春多くんが眉を潜めて覗き込んで「なんかあったら言えよ」と言葉を続けるから、胸がズキンと痛んだ。


あれから数日がたつ。

ミチさんから毎日のようにメッセージが届くようになった。返事をしていないのに、"遊びましょう""何してますか?""主人は元気です"と何通も大量に送られてくるのだ。

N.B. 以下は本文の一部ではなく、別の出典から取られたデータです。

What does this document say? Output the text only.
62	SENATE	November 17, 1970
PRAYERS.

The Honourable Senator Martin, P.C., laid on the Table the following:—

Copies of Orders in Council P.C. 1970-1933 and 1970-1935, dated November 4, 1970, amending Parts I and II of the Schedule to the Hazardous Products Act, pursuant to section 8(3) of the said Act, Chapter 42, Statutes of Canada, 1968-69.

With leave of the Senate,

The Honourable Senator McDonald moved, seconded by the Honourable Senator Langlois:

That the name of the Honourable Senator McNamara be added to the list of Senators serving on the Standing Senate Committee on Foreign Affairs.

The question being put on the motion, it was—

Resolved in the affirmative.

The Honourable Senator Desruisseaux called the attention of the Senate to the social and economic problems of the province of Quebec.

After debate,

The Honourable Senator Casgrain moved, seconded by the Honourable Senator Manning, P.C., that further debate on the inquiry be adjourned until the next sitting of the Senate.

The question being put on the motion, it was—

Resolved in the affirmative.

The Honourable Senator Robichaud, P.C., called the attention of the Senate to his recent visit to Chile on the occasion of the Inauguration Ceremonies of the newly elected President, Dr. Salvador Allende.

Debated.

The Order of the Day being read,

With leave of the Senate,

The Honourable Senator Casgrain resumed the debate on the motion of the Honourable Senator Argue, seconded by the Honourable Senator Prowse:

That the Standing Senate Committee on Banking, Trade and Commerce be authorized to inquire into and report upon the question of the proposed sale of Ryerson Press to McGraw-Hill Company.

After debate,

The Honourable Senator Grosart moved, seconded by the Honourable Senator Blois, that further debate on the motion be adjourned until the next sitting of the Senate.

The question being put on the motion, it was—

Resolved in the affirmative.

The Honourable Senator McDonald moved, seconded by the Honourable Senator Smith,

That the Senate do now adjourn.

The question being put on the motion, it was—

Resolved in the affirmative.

今も鞄の中で、ミュートにしてあるスマホのランプが光っていると思う。




「実はね色々あって……。ちょっと長くなるから、今日帰ってきたら話すね」


この子にはちゃんと話さなきゃ。
俊也さんの奥さんだった事。多分、不倫していたことがバレているという事。

それと、俊也さんに"俺の子供としてやり直さないか"と言われた事も──。




「ただでさえ、ストレス感じやすい時期なんだからさ」

「うん、ありがと」

「うわ、もう時間だ。無理して皿洗わなくていいから。と、いってきます」


今最後の病院実習中の春多くんは時間に追われるように、家を出て行った。